米ブリガム・アンド・ウイメンズ病院のGarrick Stewart氏

 心不全患者は、埋め込み型除細動器ICD)を生命維持装置のように考えていることがわかった。8割近い患者がICDの救命率を実際より高く認識しており、半数の患者は、ICDは自分の命を救うと考えていた。米ブリガム・アンド・ウイメンズ病院のGarrick Stewart氏らの成果で、12日午後のポスターセッションで報告された。

 Stewart氏らは、ICDの生存利益や合併症リスクを患者がどう認識しているか、ICDをオフにしようと考えるのはどういうときかを調べた。

 2005年2月から2006年1月にかけ、2病院で心不全患者を登録した。
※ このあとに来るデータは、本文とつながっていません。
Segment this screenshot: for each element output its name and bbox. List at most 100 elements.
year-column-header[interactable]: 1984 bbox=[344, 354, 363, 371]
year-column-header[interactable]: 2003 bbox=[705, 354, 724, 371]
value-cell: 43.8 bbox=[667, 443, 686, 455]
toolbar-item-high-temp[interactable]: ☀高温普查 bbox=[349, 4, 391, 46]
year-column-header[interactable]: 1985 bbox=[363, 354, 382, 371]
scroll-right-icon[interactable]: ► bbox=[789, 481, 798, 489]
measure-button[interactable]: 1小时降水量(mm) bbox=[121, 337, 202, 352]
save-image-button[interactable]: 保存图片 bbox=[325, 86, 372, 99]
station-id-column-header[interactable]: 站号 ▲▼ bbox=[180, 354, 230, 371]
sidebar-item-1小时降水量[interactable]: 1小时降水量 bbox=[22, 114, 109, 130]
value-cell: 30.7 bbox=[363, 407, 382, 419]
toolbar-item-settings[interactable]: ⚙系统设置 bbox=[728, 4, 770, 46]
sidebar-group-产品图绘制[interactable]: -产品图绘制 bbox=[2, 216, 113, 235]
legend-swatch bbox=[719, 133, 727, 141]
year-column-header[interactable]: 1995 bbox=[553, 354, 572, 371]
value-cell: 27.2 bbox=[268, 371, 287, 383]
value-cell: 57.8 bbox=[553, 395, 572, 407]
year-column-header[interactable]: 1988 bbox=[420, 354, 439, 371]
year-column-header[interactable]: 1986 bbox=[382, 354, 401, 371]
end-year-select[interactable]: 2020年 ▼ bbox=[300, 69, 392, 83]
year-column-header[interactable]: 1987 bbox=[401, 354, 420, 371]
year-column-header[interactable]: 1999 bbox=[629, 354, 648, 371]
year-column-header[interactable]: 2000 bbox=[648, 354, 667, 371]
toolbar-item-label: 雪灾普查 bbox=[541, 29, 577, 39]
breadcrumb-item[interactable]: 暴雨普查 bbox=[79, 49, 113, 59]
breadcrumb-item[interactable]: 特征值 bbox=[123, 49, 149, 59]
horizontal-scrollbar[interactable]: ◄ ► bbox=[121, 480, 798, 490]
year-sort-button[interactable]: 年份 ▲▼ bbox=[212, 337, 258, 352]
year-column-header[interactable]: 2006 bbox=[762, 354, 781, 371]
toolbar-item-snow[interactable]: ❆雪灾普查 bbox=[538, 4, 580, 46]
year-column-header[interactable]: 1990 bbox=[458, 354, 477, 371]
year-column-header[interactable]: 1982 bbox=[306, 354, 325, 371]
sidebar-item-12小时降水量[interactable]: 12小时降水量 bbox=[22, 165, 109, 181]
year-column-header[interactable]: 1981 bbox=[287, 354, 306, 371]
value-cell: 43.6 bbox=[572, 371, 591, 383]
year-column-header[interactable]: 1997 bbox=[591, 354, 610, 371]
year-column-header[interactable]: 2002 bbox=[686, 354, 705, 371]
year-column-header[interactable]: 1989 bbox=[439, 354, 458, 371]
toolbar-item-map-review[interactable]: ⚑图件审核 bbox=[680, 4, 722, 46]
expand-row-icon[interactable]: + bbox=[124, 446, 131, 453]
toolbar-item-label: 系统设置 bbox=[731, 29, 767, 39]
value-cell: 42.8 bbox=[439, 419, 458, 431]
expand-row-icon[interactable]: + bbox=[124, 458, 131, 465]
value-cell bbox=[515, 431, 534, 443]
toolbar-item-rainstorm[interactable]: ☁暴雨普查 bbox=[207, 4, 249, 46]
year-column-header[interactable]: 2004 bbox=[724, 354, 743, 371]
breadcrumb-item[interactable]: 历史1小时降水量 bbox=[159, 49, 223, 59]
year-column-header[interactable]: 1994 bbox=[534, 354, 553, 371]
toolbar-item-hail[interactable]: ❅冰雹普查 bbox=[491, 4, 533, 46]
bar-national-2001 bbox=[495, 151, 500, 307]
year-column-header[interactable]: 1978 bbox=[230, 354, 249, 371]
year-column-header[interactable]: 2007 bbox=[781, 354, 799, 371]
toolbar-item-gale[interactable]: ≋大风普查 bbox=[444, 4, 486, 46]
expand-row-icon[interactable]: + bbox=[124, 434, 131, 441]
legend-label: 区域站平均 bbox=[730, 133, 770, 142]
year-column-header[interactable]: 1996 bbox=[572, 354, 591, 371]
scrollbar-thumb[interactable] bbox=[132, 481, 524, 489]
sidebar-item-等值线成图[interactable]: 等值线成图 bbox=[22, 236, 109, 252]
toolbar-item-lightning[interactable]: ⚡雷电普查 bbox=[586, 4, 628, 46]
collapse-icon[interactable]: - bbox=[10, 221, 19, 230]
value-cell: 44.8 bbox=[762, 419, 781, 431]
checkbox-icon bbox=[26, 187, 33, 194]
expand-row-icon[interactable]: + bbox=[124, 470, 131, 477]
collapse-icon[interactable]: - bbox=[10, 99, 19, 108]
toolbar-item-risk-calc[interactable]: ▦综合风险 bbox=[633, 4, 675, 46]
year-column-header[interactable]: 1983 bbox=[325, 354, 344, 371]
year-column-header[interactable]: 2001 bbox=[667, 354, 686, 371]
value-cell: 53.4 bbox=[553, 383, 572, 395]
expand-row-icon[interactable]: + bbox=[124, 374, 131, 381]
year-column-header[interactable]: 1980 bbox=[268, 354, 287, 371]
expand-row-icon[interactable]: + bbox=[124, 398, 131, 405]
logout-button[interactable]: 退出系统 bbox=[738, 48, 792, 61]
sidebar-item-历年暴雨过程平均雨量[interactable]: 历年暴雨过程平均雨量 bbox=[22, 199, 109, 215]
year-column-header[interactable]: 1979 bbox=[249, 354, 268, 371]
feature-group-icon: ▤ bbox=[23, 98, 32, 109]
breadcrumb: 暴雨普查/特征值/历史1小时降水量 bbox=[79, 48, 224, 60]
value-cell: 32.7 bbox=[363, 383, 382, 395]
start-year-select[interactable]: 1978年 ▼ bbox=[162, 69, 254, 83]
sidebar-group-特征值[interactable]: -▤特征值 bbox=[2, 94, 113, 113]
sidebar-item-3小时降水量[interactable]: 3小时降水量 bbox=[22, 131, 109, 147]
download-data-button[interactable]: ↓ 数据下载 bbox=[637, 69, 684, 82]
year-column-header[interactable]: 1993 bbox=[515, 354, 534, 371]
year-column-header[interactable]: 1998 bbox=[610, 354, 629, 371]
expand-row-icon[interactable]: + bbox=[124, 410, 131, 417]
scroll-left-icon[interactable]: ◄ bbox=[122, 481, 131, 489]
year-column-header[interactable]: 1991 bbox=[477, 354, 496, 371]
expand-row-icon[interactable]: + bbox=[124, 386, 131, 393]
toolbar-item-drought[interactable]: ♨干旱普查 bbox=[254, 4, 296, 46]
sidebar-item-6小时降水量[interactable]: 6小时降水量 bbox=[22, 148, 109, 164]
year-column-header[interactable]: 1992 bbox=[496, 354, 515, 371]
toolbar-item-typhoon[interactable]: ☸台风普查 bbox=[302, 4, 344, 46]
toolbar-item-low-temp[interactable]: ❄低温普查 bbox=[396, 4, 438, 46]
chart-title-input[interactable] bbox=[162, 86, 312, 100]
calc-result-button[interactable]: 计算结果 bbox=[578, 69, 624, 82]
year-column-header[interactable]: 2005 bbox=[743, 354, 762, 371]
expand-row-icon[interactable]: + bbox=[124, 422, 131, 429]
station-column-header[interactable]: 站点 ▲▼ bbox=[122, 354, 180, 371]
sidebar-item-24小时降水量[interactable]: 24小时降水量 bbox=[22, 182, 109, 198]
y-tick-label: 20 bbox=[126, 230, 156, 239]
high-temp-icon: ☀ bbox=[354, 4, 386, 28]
登録したのは、左室駆出率(LVEF)が35%未満で心不全の症状があるが、心室細動/心室頻拍(VF/VT)、心停止、失神歴はない患者。定義は、大規模臨床試験「SCD-HeFT(Sudden Cardiac Death in Heart Failure Trial)」に近似の集団を選び出す目的。同臨床試験ではICDの5年間の救命率は100人当たり7.2人と報告された。

 104人(平均年齢58歳)を調査対象とした。重症度は、NYHA1-2が59%、3が37%、4は3%だった。LVEFの平均は21%、VO2max(最大酸素摂取量)は14.7ml/kg/minだった。

 対象患者に、5年間の救命率をどの程度と思っているかをたずねたところ、全体の77%が過大評価しており、半数強(54%)の患者は、100人中約50人の命を救うと考えていた。実際にSCD-HeFTで得られ得た結果よりも明らかに低い5%程度と答えた患者は3%に過ぎなかった。ICD使用者と非使用者の間で、過剰評価の程度に差はなかった(P=0.46)。

 ICDが自分の命を救うと思うか、との問いに対して「はい」「いいえ」「わからない」の3つの答えを提示したところ、ICD使用者の方が「はい」と答えた頻度が高かった(67% 対 16%、P<0.0001)。全体では約52%が「はい」と回答した。

 使用者だけを対象にすると、5年間の救命率が5%未満でもICDを使用したいと答えた患者が48%いた。52%は、不適切なショックが与えられる回数に関わらずICDを使用したいと答えた。今回対象となった使用者の80%は、電気ショックを経験したことがなかった。適切なショックの経験者は13%、不適切なショックの経験者は7%だった。

 患者たちはICDを生命維持装置のようにとらえていた。徐細動機能を体外から簡単にオフにできることは多くの患者が知っていたが、多くの患者はオンのままにしてほしいと答えた。何があってもオフは望まないと答えた使用者も39%にのぼった。

 心不全患者の多くは、突然死の一次予防におけるICDの効果を過大評価しており、オフにすることを望まなかった。実際には、突然死する心不全患者は多くない。医師は、こうしたことも含めて、ICDの利益の限界とリスクに関する率直な話し合いを患者と行い、情報を提供する必要がある。